FIG. 1 is a block diagram showing an embodiment of the present invention.

FIG. 2 is a block diagram showing another embodiment of the present invention.

[Explanation of symbols]

 1 Power system 2 Generator 3 Main transformer 4 Breaker 5 Shunt 6 Current transformer 7 Reverse-phase current detector 8 Output device 9 Setting device 10 Setting value changing device 11 Rotor temperature computing circuit 12 Allowable temperature rise computing circuit 13 Setting value Change circuit 14 Cooling water temperature detector

Claims (1)

[Claims] 1. A reverse-phase current and a harmonic current contained in an output current of a generator are detected, and these are combined or calculated to monitor a total reverse-phase current for heating a generator rotor.

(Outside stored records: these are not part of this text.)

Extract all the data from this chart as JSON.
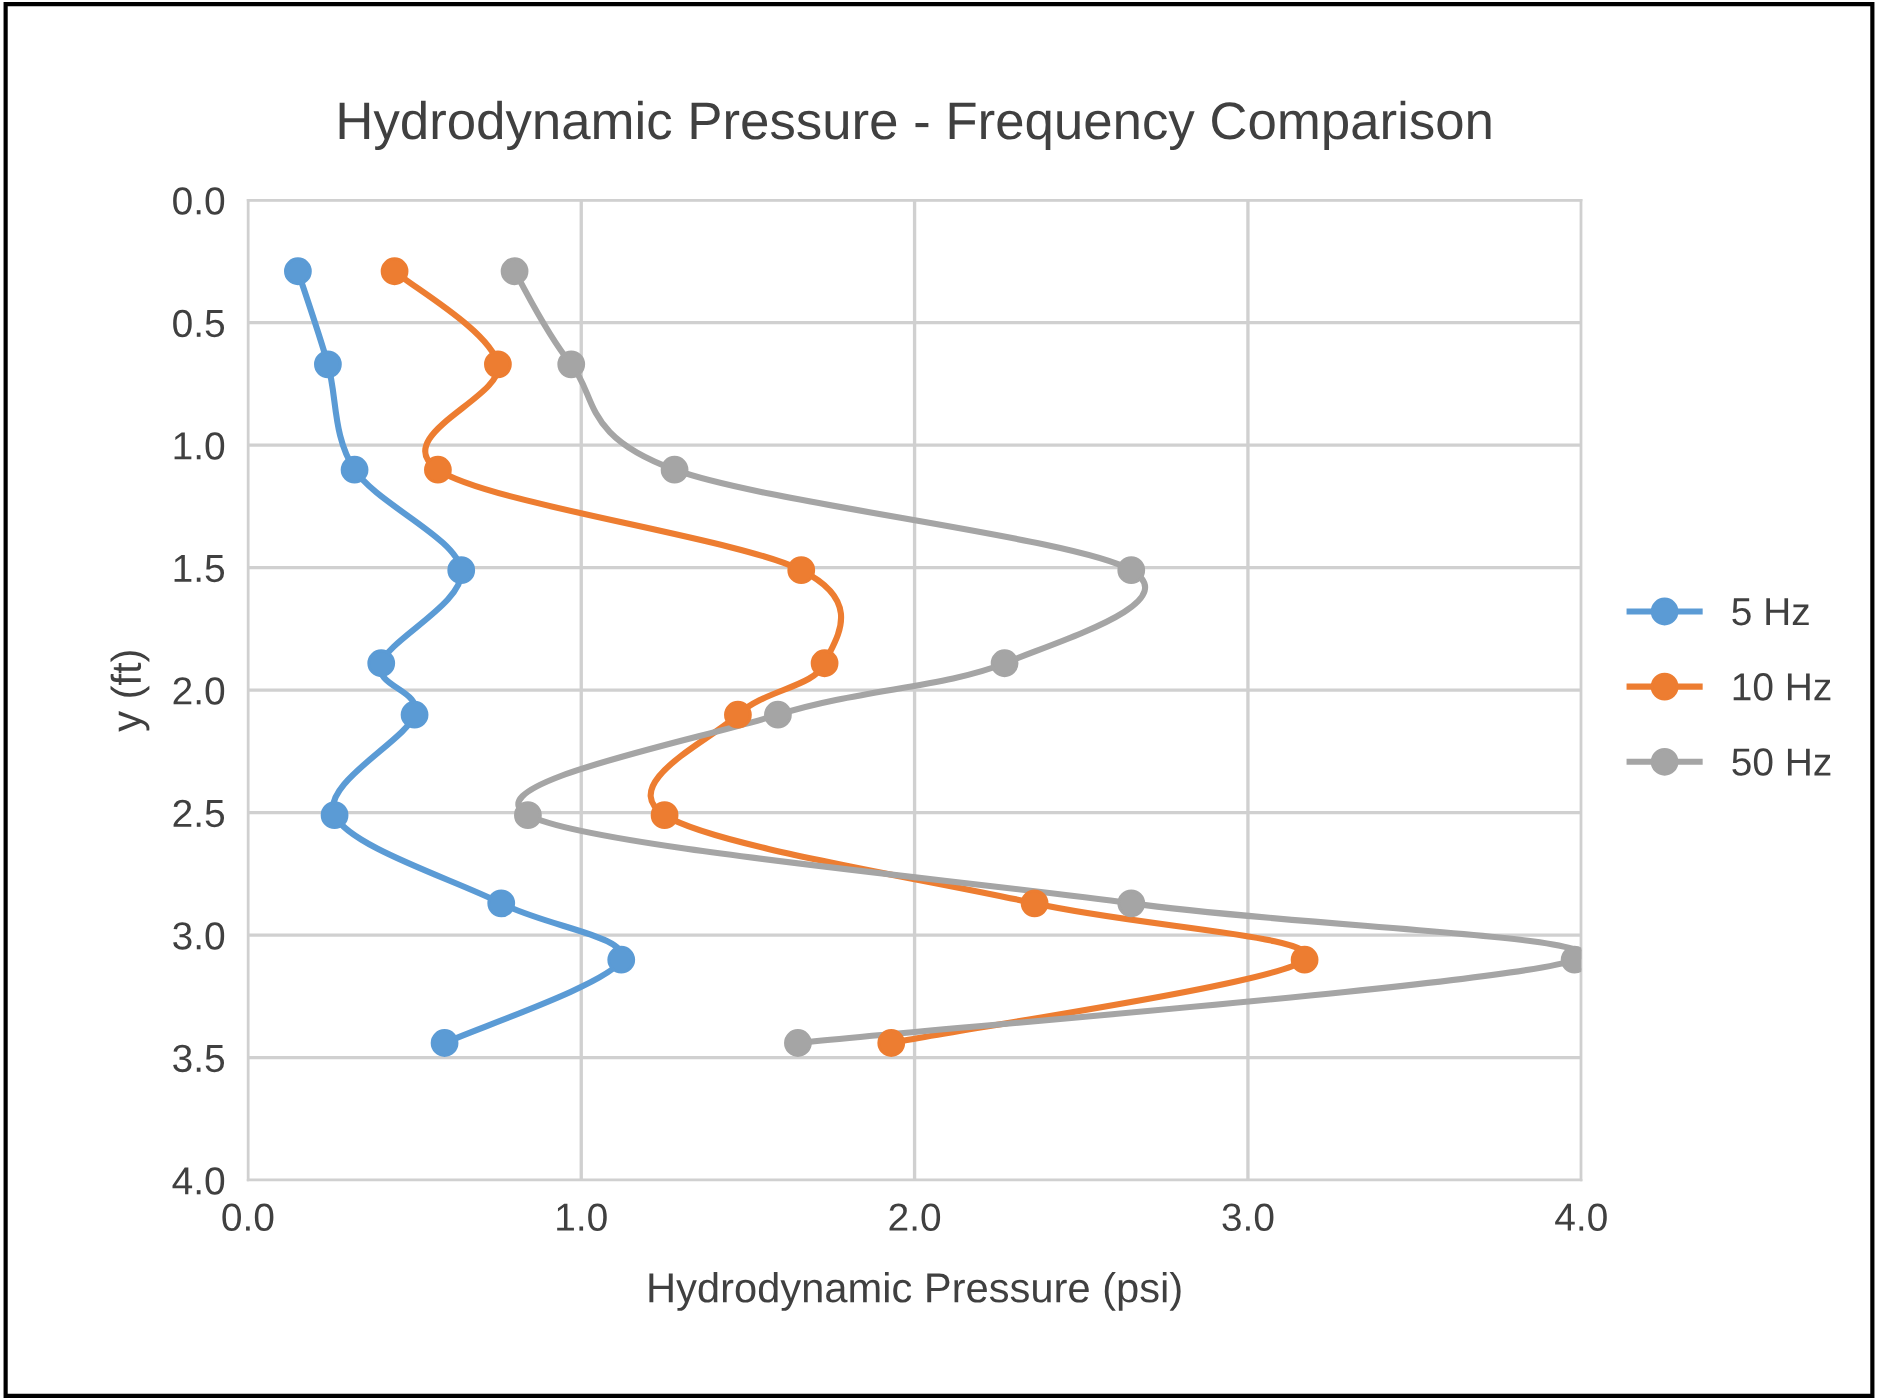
{
  "chart_data": {
    "type": "line",
    "title": "Hydrodynamic Pressure - Frequency Comparison",
    "xlabel": "Hydrodynamic Pressure (psi)",
    "ylabel": "y (ft)",
    "series": [
      {
        "name": "5 Hz",
        "color": "#5b9bd5",
        "x": [
          0.15,
          0.24,
          0.32,
          0.64,
          0.4,
          0.5,
          0.26,
          0.76,
          1.12,
          0.59
        ],
        "values": [
          0.29,
          0.67,
          1.1,
          1.51,
          1.89,
          2.1,
          2.51,
          2.87,
          3.1,
          3.44
        ]
      },
      {
        "name": "10 Hz",
        "color": "#ed7d31",
        "x": [
          0.44,
          0.75,
          0.57,
          1.66,
          1.73,
          1.47,
          1.25,
          2.36,
          3.17,
          1.93
        ],
        "values": [
          0.29,
          0.67,
          1.1,
          1.51,
          1.89,
          2.1,
          2.51,
          2.87,
          3.1,
          3.44
        ]
      },
      {
        "name": "50 Hz",
        "color": "#a5a5a5",
        "x": [
          0.8,
          0.97,
          1.28,
          2.65,
          2.27,
          1.59,
          0.84,
          2.65,
          3.98,
          1.65
        ],
        "values": [
          0.29,
          0.67,
          1.1,
          1.51,
          1.89,
          2.1,
          2.51,
          2.87,
          3.1,
          3.44
        ]
      }
    ],
    "xlim": [
      0,
      4
    ],
    "xticks": [
      {
        "value": 0,
        "label": "0.0"
      },
      {
        "value": 1,
        "label": "1.0"
      },
      {
        "value": 2,
        "label": "2.0"
      },
      {
        "value": 3,
        "label": "3.0"
      },
      {
        "value": 4,
        "label": "4.0"
      }
    ],
    "ylim": [
      4,
      0
    ],
    "yticks": [
      {
        "value": 0,
        "label": "0.0"
      },
      {
        "value": 0.5,
        "label": "0.5"
      },
      {
        "value": 1,
        "label": "1.0"
      },
      {
        "value": 1.5,
        "label": "1.5"
      },
      {
        "value": 2,
        "label": "2.0"
      },
      {
        "value": 2.5,
        "label": "2.5"
      },
      {
        "value": 3,
        "label": "3.0"
      },
      {
        "value": 3.5,
        "label": "3.5"
      },
      {
        "value": 4,
        "label": "4.0"
      }
    ],
    "grid": true,
    "legend": "right",
    "marker": "circle",
    "line_style": "solid"
  }
}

In the generator anti-phase protection device that issues a trip signal or alarm, when the value of armature current and field current of the generator is taken in and the total anti-phase current at that value is zero A rotor temperature calculating means for calculating the rotor temperature and a setting value changing means for changing the trip signal and the alarm setting value when the rotor temperature changes depending on the operating state of the generator. Generator reverse-phase protection device.